Anulada sentença que reconhecia contrato de trabalho entre estafeta e Uber Eats

O Juízo do Trabalho de Lisboa decidiu anular a sentença que reconhecia um contrato de trabalho entre um estafeta e uma plataforma digital devido à falta de citação da empresa, neste caso a Uber.

Anulada sentença que reconhecia contrato de trabalho entre estafeta e Uber Eats

A decisão do tribunal, avançada hoje pelo jornal Eco e a que a Lusa teve também acesso, refere que a citação pessoal por carta registada de uma empresa inscrita no Registo Nacional das Pessoas Coletivas “deve ser endereçada para a sua sede, conforme daquele registe conste”.

No entanto, de acordo com o tribunal, a mesma “não ocorreu”, pelo que “julga-se verificada a nulidade decorrente por falta de citação, anulando-se também os atos que dela dependeram, designadamente a decisão proferida”.

No final de janeiro, o Tribunal Judicial da Comarca de Lisboa reconheceu a existência de um contrato de trabalho, sem termo, entre um estafeta da Uber Eats Portugal e a empresa, com retroativos a maio de 2023.

“[…] Reconhece-se a existência de um contrato de trabalho, sem termos, entre Md Zaber Ahmed e a ré Uber Eats Portugal”, indicava a referida sentença.
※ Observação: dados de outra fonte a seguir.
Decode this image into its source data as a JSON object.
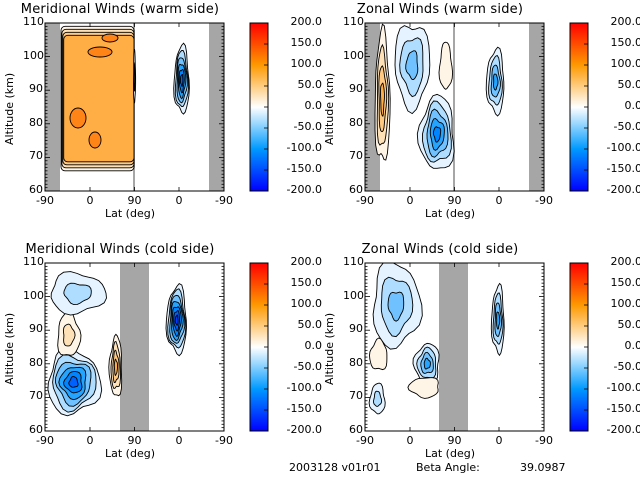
{
  "footer": {
    "date_version": "2003128 v01r01",
    "beta_label": "Beta Angle:",
    "beta_value": "39.0987"
  },
  "colorbar": {
    "ticks": [
      "200.0",
      "150.0",
      "100.0",
      "50.0",
      "0.0",
      "-50.0",
      "-100.0",
      "-150.0",
      "-200.0"
    ],
    "range": [
      -200,
      200
    ],
    "colors": {
      "max": "#ff0000",
      "high": "#ff9900",
      "mid": "#ffffff",
      "low": "#0099ff",
      "min": "#0000ff"
    }
  },
  "axes": {
    "ylabel": "Altitude (km)",
    "xlabel": "Lat (deg)",
    "yticks": [
      "110",
      "100",
      "90",
      "80",
      "70",
      "60"
    ],
    "xticks": [
      "-90",
      "0",
      "90",
      "0",
      "-90"
    ]
  },
  "chart_data": [
    {
      "type": "heatmap",
      "title": "Meridional Winds (warm side)",
      "xlabel": "Lat (deg)",
      "ylabel": "Altitude (km)",
      "ylim": [
        60,
        110
      ],
      "xticks": [
        "-90",
        "0",
        "90",
        "0",
        "-90"
      ],
      "colorbar_range": [
        -200,
        200
      ],
      "contour_interval": 25,
      "regions": [
        {
          "name": "broad-southward-flow",
          "lat_range": [
            -70,
            90
          ],
          "alt_range": [
            66,
            109
          ],
          "peak_value": 125
        },
        {
          "name": "edge-jet-90",
          "lat_range": [
            88,
            92
          ],
          "alt_range": [
            86,
            102
          ],
          "peak_value": -50
        },
        {
          "name": "opposite-side-core",
          "lat_range": [
            -20,
            10
          ],
          "alt_range": [
            83,
            103
          ],
          "peak_value": -150
        }
      ],
      "no_data_bands": [
        [
          -90,
          -70
        ],
        [
          -70,
          -90
        ]
      ]
    },
    {
      "type": "heatmap",
      "title": "Zonal Winds (warm side)",
      "xlabel": "Lat (deg)",
      "ylabel": "Altitude (km)",
      "ylim": [
        60,
        110
      ],
      "xticks": [
        "-90",
        "0",
        "90",
        "0",
        "-90"
      ],
      "colorbar_range": [
        -200,
        200
      ],
      "contour_interval": 25,
      "regions": [
        {
          "name": "eastward-jet-south",
          "lat_range": [
            -70,
            -40
          ],
          "alt_range": [
            68,
            107
          ],
          "peak_value": 100
        },
        {
          "name": "westward-upper",
          "lat_range": [
            -30,
            40
          ],
          "alt_range": [
            85,
            110
          ],
          "peak_value": -75
        },
        {
          "name": "westward-lower-core",
          "lat_range": [
            20,
            90
          ],
          "alt_range": [
            66,
            88
          ],
          "peak_value": -125
        },
        {
          "name": "small-positive-upper",
          "lat_range": [
            60,
            85
          ],
          "alt_range": [
            90,
            104
          ],
          "peak_value": 25
        },
        {
          "name": "opposite-side-core",
          "lat_range": [
            -10,
            25
          ],
          "alt_range": [
            83,
            102
          ],
          "peak_value": -100
        }
      ],
      "no_data_bands": [
        [
          -90,
          -70
        ],
        [
          -70,
          -90
        ]
      ]
    },
    {
      "type": "heatmap",
      "title": "Meridional Winds (cold side)",
      "xlabel": "Lat (deg)",
      "ylabel": "Altitude (km)",
      "ylim": [
        60,
        110
      ],
      "xticks": [
        "-90",
        "0",
        "90",
        "0",
        "-90"
      ],
      "colorbar_range": [
        -200,
        200
      ],
      "contour_interval": 25,
      "regions": [
        {
          "name": "strong-northward-core",
          "lat_range": [
            -85,
            20
          ],
          "alt_range": [
            65,
            84
          ],
          "peak_value": -150
        },
        {
          "name": "positive-cell-mid",
          "lat_range": [
            -65,
            -20
          ],
          "alt_range": [
            82,
            95
          ],
          "peak_value": 50
        },
        {
          "name": "positive-cell-edge",
          "lat_range": [
            40,
            65
          ],
          "alt_range": [
            70,
            88
          ],
          "peak_value": 100
        },
        {
          "name": "upper-cells",
          "lat_range": [
            -80,
            30
          ],
          "alt_range": [
            95,
            107
          ],
          "peak_value": -50
        },
        {
          "name": "opposite-side-core",
          "lat_range": [
            -15,
            25
          ],
          "alt_range": [
            83,
            103
          ],
          "peak_value": -175
        }
      ],
      "no_data_bands": [
        [
          65,
          125
        ]
      ]
    },
    {
      "type": "heatmap",
      "title": "Zonal Winds (cold side)",
      "xlabel": "Lat (deg)",
      "ylabel": "Altitude (km)",
      "ylim": [
        60,
        110
      ],
      "xticks": [
        "-90",
        "0",
        "90",
        "0",
        "-90"
      ],
      "colorbar_range": [
        -200,
        200
      ],
      "contour_interval": 25,
      "regions": [
        {
          "name": "westward-upper-band",
          "lat_range": [
            -75,
            20
          ],
          "alt_range": [
            85,
            110
          ],
          "peak_value": -75
        },
        {
          "name": "westward-lower-core",
          "lat_range": [
            10,
            60
          ],
          "alt_range": [
            74,
            86
          ],
          "peak_value": -100
        },
        {
          "name": "positive-cell-left",
          "lat_range": [
            -80,
            -45
          ],
          "alt_range": [
            78,
            87
          ],
          "peak_value": 25
        },
        {
          "name": "positive-cells-low",
          "lat_range": [
            0,
            60
          ],
          "alt_range": [
            70,
            76
          ],
          "peak_value": 25
        },
        {
          "name": "westward-low-left",
          "lat_range": [
            -80,
            -50
          ],
          "alt_range": [
            65,
            74
          ],
          "peak_value": -50
        },
        {
          "name": "opposite-side-core",
          "lat_range": [
            -10,
            15
          ],
          "alt_range": [
            83,
            103
          ],
          "peak_value": -100
        }
      ],
      "no_data_bands": [
        [
          65,
          125
        ]
      ]
    }
  ]
}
O contrato em causa teria retroativos a 01 de maio de 2023, quando entraram em vigor as alterações ao Código do Trabalho.

Essa foi a primeira vez que um tribunal português aplicou a presunção de laboralidade entre estafetas e plataformas digitais.

A Uber contestou a decisão na altura, alegando não ter sido notificada, porque o Tribunal enviou a notificação, por troca de morada, para a Glovo.

De acordo com o documento que a Lusa teve acesso, a “ré requereu a anulação de todo o processo e requereu que a sentença lhe fosse notificada”, vindo ainda a interpor “recurso da sentença proferida nos autos, pelo que a notificação da decisão se tornou inútil”.

“A nulidade de todo o processo tem lugar nos casos de ineptidão da petição inicial, vício que aqui não está em causa. A invalidade verificou-se no ato de citação da ré, pelo que apenas cumpre anular o que depois dela se processe e que dela dependa, como a sentença, já anulada”, pode ler-se na decisão.

Para todos os efeitos, o processo volta ao início, podendo agora a Uber apresentar argumentos contra a presunção de um contrato de trabalho.

Entretanto, são já três os tribunais portugueses que decidiram a favor da independência e flexibilidade dos estafetas, nomeadamente, de Vila Real, Águeda e Bragança.

Fonte oficial da Uber avançou, numa resposta escrita à Lusa, que os estafetas “já deixaram claro que querem manter a sua independência e a liberdade para usarem as plataformas digitais quando, como e onde quiserem”.

“Do nosso lado, continuaremos a defender que a flexibilidade que os estafetas procuram deve ser preservada e que é compatível com direitos e proteções a que todos os trabalhadores, independentemente do seu estatuto, devem ter acesso”, disse a mesma fonte.

Na fundamentação da decisão da sentença que reconhecia o contrato de trabalho estava, entre outros pontos, o facto de ser a plataforma a fixar, de forma unilateral, o valor dos montantes a pagar ao estafeta pelas entregas, não havendo qualquer negociação prévia quanto aos critérios utilizados para a definição dos valores.

Por outro lado, a Uber Eats Portugal “controla e supervisiona” a atividade, “restringe a autonomia do prestador da atividade quanto à organização do trabalho” e também “exerce poderes de exclusão de futuras atividades na plataforma, através da desativação da conta”.

O tribunal concluiu também que o estafeta estava inserido na organização da Uber Eats Portugal, que “não é uma mera intermediária na contratação de serviços entre estabelecimentos comerciais e estafetas”.

Em novembro do ano passado, a então ministra do Trabalho e Segurança Social, Ana Mendes Godinho, afirmou, no parlamento, que estavam então em curso 1.000 ações de reconhecimento de contratos de trabalho de trabalhadores de plataformas digitais em situação laboral irregular.